Why this is the first energy transition in history to deliver higher prices

Greg Canavan

Fat Tail Investment Research

A good part of the capital which had [been] so lavishly employed in the import trade, they are gradually diverting into that safer and infinitely more productive channel – the oil-fisheries … the whaling merchants are public benefactors, entitled to the gratitude of the whole community. They are stopping the inlets of Australian poverty, and opening those of Australian wealth.

                                                                                                                      Sydney Gazette, 18 March 1830

The Second Fleet, a convoy of six ships containing convicts, settlers and supplies, landed in Sydney in 1789. It was a notorious voyage. 25% of the convicts on board died enroute, and 40% were dead within six months of their arrival.

The private contractors who arranged transport and provisions were blamed. The authorities obviously didn’t instruct them to get their human cargo to Sydney in one piece. A reminder – if any is needed – that economics is all about incentives.

This debacle, which put the fledgling settlement on the brink of starvation, provided an opportunity for an enterprising whaling captain named Samuel Enderby.

Enderby was heavily involved in the British-American whale trade through his fleet of ships. However, following the American Revolution, an embargo was placed on exports to Britain. This included whale oil.

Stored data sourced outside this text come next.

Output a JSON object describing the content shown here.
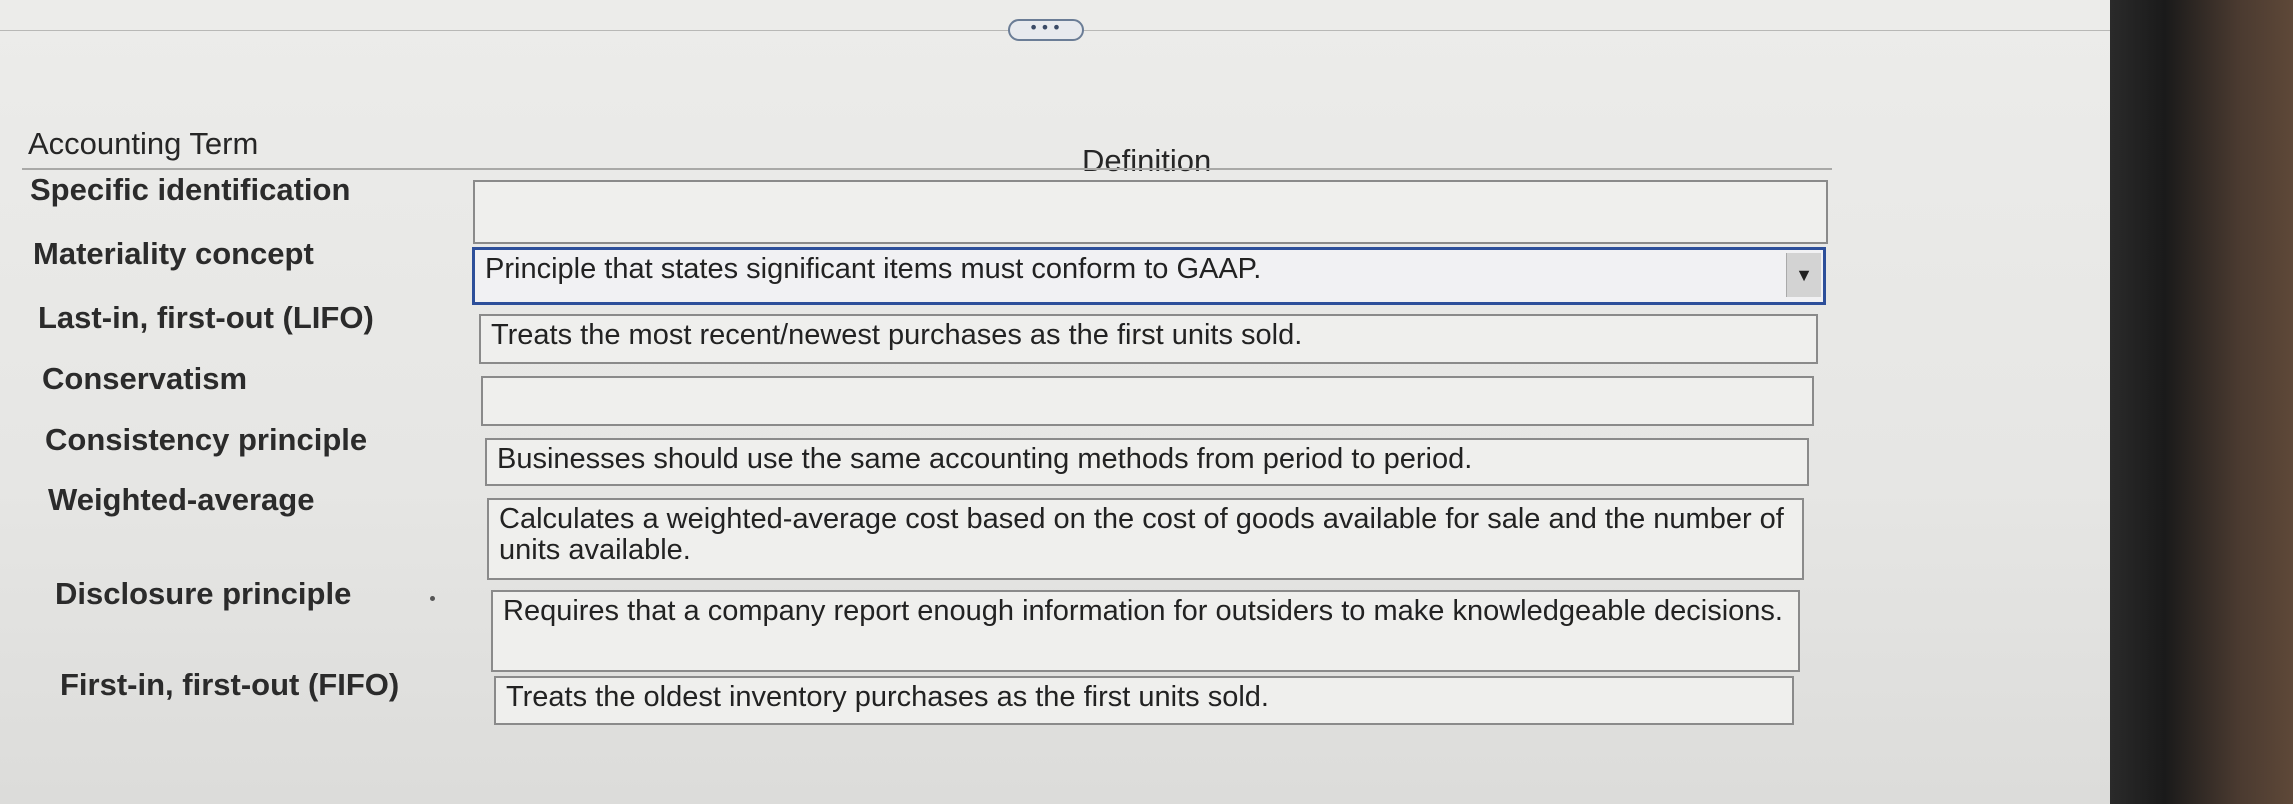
{
  "toolbar": {
    "expand_handle": "•••"
  },
  "table": {
    "header_term": "Accounting Term",
    "header_definition": "Definition",
    "rows": [
      {
        "term": "Specific identification",
        "definition": ""
      },
      {
        "term": "Materiality concept",
        "definition": "Principle that states significant items must conform to GAAP."
      },
      {
        "term": "Last-in, first-out (LIFO)",
        "definition": "Treats the most recent/newest purchases as the first units sold."
      },
      {
        "term": "Conservatism",
        "definition": ""
      },
      {
        "term": "Consistency principle",
        "definition": "Businesses should use the same accounting methods from period to period."
      },
      {
        "term": "Weighted-average",
        "definition": "Calculates a weighted-average cost based on the cost of goods available for sale and the number of units available."
      },
      {
        "term": "Disclosure principle",
        "definition": "Requires that a company report enough information for outsiders to make knowledgeable decisions."
      },
      {
        "term": "First-in, first-out (FIFO)",
        "definition": "Treats the oldest inventory purchases as the first units sold."
      }
    ]
  },
  "dropdown_icon": "caret-down-icon",
  "dropdown_glyph": "▼",
  "colors": {
    "active_border": "#2d4f9a",
    "box_border": "#8a8a8a"
  }
}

Before the discovery of petroleum in the 1850s, whale oil was the primary machine lubricant and preferred lamp oil in Europe and North America.

Enderby, in search of new markets, lobbied the British government to allow whalers to transport convicts to Sydney, and to then continue hunting whales in the southern ocean.

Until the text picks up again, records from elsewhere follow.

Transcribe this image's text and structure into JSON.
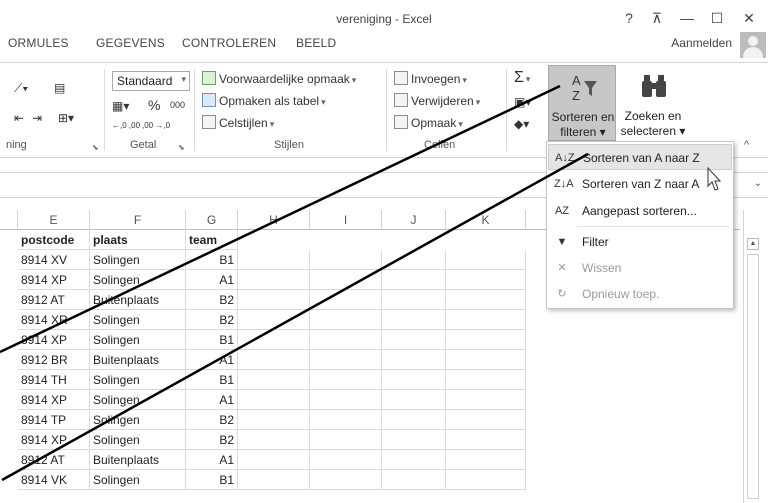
{
  "window": {
    "title": "vereniging - Excel",
    "help": "?",
    "restore_ribbon": "⊼",
    "minimize": "—",
    "maximize": "☐",
    "close": "✕"
  },
  "tabs": [
    "ORMULES",
    "GEGEVENS",
    "CONTROLEREN",
    "BEELD"
  ],
  "signin": "Aanmelden",
  "ribbon": {
    "number_format": "Standaard",
    "percent": "%",
    "thousands": "000",
    "dec_inc": "←,0 ,00",
    "dec_dec": ",00 →,0",
    "conditional": "Voorwaardelijke opmaak",
    "as_table": "Opmaken als tabel",
    "cell_styles": "Celstijlen",
    "insert": "Invoegen",
    "delete": "Verwijderen",
    "format": "Opmaak",
    "sum_symbol": "Σ",
    "sort_filter_line1": "Sorteren en",
    "sort_filter_line2": "filteren",
    "find_line1": "Zoeken en",
    "find_line2": "selecteren",
    "groups": {
      "alignment": "ning",
      "number": "Getal",
      "styles": "Stijlen",
      "cells": "Cellen"
    }
  },
  "columns": [
    "E",
    "F",
    "G",
    "H",
    "I",
    "J",
    "K"
  ],
  "table": {
    "headers": [
      "postcode",
      "plaats",
      "team"
    ],
    "rows": [
      [
        "8914 XV",
        "Solingen",
        "B1"
      ],
      [
        "8914 XP",
        "Solingen",
        "A1"
      ],
      [
        "8912 AT",
        "Buitenplaats",
        "B2"
      ],
      [
        "8914 XR",
        "Solingen",
        "B2"
      ],
      [
        "8914 XP",
        "Solingen",
        "B1"
      ],
      [
        "8912 BR",
        "Buitenplaats",
        "A1"
      ],
      [
        "8914 TH",
        "Solingen",
        "B1"
      ],
      [
        "8914 XP",
        "Solingen",
        "A1"
      ],
      [
        "8914 TP",
        "Solingen",
        "B2"
      ],
      [
        "8914 XP",
        "Solingen",
        "B2"
      ],
      [
        "8912 AT",
        "Buitenplaats",
        "A1"
      ],
      [
        "8914 VK",
        "Solingen",
        "B1"
      ]
    ]
  },
  "menu": {
    "items": [
      {
        "icon": "A↓Z",
        "label": "Sorteren van A naar Z",
        "disabled": false,
        "hover": true
      },
      {
        "icon": "Z↓A",
        "label": "Sorteren van Z naar A",
        "disabled": false,
        "hover": false
      },
      {
        "icon": "AZ",
        "label": "Aangepast sorteren...",
        "disabled": false,
        "hover": false
      },
      {
        "icon": "▼",
        "label": "Filter",
        "disabled": false,
        "hover": false
      },
      {
        "icon": "✕",
        "label": "Wissen",
        "disabled": true,
        "hover": false
      },
      {
        "icon": "↻",
        "label": "Opnieuw toep.",
        "disabled": true,
        "hover": false
      }
    ]
  },
  "colors": {
    "sort_button_bg": "#c7c7c7",
    "menu_hover": "#e5e5e5",
    "callout_line": "#000000"
  }
}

That way he could make money on both voyages. Human cargo on the way out, whale oil cargo on the way back.

In 1791, the Third Fleet left England for Sydney. Of the 11 ships that landed, five continued to hunt in the southern ocean, establishing the whale oil industry in Australia.

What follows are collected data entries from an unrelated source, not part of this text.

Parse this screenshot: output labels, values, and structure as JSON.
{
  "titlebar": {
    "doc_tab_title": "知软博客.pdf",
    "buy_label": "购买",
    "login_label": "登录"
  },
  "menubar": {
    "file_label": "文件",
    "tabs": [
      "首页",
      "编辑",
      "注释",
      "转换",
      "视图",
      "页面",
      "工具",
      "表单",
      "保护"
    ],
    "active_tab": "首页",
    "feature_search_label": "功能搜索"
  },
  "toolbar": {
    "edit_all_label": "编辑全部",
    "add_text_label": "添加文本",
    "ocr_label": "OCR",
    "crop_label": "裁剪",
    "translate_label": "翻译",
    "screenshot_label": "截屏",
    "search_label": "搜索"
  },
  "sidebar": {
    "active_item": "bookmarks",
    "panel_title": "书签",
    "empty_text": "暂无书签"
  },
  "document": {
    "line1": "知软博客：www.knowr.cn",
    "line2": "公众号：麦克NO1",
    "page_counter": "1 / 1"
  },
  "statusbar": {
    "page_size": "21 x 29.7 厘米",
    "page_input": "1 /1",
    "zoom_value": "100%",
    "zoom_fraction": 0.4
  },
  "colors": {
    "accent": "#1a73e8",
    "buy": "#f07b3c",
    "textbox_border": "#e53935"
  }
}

According to the National Museum of Australia:

Whaling became an essential part of the New South Wales economy and culture. Whalers were the most frequent visitors to the colony in its first decade.

Whaling was Australia’s first major industry with thousands of men and hundreds of ships eventually involved in the trade.

The peak of Australian whaling activity was between 1820 and 1855, with up to 1,300 men working in the industry each year. With the 1851 discovery of gold in Australia, however, sailors deserted their ships en masse to travel to the goldfields. As petroleum increasingly replaced whale oil throughout the 1850s, the industry went into decline.

An industry that had provided New South Wales with 52 per cent of her exports in 1832 provided less than one per cent by .

The prosperity that the whale oil trade brought to the colony of New South Wales wasn’t lost on the public, as highlighted by the Sydney Gazette quote above. The whaling merchants were ‘benefactors’, preventing poverty and increasing wealth.

How times have changed.

In 2022-23, Australia’s exports of liquid natural gas, coal, and oil are expected to total $225 billion. That 50% of our total resource exports (the same as whale oil at its peak).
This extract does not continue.